Hello everyone,
Lawfare has posted some additional short-form materials related to our Law-Following AI article, covered in yesterday’s newsletter. These might be of interest to people who, understandably, do not want to read the whole
Ketan and I coauthored this short-form post, summarizing some of the core arguments of the longer article.
I joined the Lawfare Daily podcast to talk about the article. You can also view this on YouTube.
Please share widely!
Well done on getting this out - I remember seeing your earlier work on LFAI on LessWrong. A few questions came to mind as I read the blogpost (I have not read the paper so please let me know if the answers are in there):
Would you agree that LFAI becomes most compelling in a world where we’ve already solved (or substantially mitigated) the problem of deceptive alignment? That is, where models no longer scheme against us.
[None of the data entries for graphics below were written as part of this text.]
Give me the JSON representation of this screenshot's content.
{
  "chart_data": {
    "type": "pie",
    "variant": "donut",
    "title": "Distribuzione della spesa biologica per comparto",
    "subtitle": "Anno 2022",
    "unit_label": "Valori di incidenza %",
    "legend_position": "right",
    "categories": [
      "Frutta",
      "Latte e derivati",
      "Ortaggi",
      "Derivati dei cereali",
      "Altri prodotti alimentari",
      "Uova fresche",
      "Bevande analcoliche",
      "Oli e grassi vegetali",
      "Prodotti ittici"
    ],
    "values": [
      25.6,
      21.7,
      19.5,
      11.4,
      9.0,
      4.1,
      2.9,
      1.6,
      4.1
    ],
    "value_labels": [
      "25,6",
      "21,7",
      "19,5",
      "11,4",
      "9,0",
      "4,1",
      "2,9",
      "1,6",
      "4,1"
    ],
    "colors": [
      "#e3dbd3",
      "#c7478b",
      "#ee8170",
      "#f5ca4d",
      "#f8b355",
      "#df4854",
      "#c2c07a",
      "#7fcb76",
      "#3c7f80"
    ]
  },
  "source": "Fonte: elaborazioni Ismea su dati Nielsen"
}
How confident are you that law-following constraints meaningfully reduce the risk of AI takeover? It seems plausible that more capable models could follow the letter of the law while still accumulating power and gradually disempowering human actors. Is there a risk that LFAI gives us a false sense of security?
What incentives do current labs have to integrate law-following constraints into model specifications? Do you see this being driven by internal alignment goals, reputational concerns, or external regulation? And if the latter, what kind of regulation would you expect (or hope) to require this?